Friends remember first murder victim

Alex Kelley was the life of the party, a "true legend," said his friends at the 26-year-old's candlelight vigil on Tuesday.

Alex Kelley was the life of the party, a “true legend,” said his friends at the 26-year-old’s candlelight vigil on Tuesday.

That’s why no one understands why he was shot to death after stepping out on his porch Monday night. His friends say he was alone.

Aaron Audett was actually speaking with one of Kelley’s friends who was in the apartment the night he died.

“Nobody knows all the details,” he said. “I was on the Skype call and I don’t know. No one was out there with him.”

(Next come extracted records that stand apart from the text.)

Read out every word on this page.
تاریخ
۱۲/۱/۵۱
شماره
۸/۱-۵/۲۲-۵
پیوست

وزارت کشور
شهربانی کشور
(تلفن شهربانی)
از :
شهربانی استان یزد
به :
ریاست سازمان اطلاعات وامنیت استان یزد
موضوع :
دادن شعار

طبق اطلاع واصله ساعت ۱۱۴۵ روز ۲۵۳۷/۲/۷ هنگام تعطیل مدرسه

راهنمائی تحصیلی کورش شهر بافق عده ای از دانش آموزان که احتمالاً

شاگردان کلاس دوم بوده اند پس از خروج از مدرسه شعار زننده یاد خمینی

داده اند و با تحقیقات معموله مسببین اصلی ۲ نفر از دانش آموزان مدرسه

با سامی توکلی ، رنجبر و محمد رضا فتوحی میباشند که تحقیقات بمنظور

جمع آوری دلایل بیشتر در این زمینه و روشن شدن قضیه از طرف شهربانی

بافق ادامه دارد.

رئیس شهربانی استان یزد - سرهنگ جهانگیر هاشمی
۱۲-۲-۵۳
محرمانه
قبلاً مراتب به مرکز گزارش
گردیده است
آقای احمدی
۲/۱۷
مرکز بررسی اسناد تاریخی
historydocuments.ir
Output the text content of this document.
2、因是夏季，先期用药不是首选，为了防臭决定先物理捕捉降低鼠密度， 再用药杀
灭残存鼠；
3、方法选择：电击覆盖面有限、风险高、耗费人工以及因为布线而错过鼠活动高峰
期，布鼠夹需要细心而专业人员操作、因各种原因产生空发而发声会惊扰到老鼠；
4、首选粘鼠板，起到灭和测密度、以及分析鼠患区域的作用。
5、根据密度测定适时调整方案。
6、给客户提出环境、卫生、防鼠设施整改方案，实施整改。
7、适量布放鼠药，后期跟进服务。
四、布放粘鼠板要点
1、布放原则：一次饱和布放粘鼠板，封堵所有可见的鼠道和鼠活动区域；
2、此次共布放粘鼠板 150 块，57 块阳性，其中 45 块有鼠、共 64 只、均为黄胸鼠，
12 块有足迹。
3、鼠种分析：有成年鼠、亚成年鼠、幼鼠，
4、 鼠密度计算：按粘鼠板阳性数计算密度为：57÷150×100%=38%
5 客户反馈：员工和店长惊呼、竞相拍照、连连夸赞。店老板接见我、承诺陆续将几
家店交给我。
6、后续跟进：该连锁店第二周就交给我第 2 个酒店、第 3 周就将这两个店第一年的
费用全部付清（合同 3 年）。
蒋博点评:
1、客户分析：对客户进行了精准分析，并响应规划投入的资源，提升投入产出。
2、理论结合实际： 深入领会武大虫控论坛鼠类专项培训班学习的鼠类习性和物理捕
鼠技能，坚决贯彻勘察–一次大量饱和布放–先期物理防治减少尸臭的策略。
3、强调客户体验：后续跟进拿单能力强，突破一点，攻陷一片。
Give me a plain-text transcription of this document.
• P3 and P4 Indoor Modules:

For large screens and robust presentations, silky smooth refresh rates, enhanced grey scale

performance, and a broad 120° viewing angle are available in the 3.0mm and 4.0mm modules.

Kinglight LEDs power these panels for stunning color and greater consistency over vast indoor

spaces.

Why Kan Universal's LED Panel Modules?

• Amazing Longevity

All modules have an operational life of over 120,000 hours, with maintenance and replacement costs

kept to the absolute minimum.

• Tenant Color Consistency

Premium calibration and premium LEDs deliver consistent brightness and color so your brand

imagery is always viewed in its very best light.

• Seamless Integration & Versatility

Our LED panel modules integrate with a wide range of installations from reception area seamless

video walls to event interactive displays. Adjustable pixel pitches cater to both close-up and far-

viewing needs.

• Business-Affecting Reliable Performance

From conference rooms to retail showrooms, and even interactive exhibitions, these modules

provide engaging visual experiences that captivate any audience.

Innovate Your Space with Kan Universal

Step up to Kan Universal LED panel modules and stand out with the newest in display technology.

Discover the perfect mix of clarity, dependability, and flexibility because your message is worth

Kelley’s murder was the first of three homicides this week. Two more would follow shortly after.

“People should know this kind of tragedy happened and it’s happening a lot in the Federal Way area,” said Janice Whitish, whose son was friends with Kelley. “And it’s scary. We don’t live too far from here. We have a 5-year-old at home, and it’s tough to think he could be outside playing and somebody with an attitude or a gun, whatever, can shoot randomly, and innocent people could get hurt.”

Audett and his friend Andy Simmons both attended Thomas Jefferson High School with Kelley and will never forget his big hugs, or “big smelly hugs” they joked.

“Every time he saw me at a party or anything, he’d always get this big stupid smile on his face and come up and give me a huge hug, and then we’d just crack jokes,” Simmons said, adding that he hasn’t seen Kelley in seven years, yet his death hits him as hard as when his grandfather died. “He was just a huge part of my life in high school and a little bit past and now he’s gone.”

Audett said Kelley was passionate and very dedicated to the metal music scene.

“He was at every show, cleaning up, volunteering, setting up stages, whatever he could do to improve and support the metal scene in the Northwest, this great state of ours,” Audett said. “He would be there and he would do it.”

Simmons said Kelley was the type of guy who is probably looking down on everyone laughing that he didn’t go out when he was 27 “like a mainstream poser.”

“He’ll be a memory forever,” Simmons said. “Legends never die; he’ll live on forever.”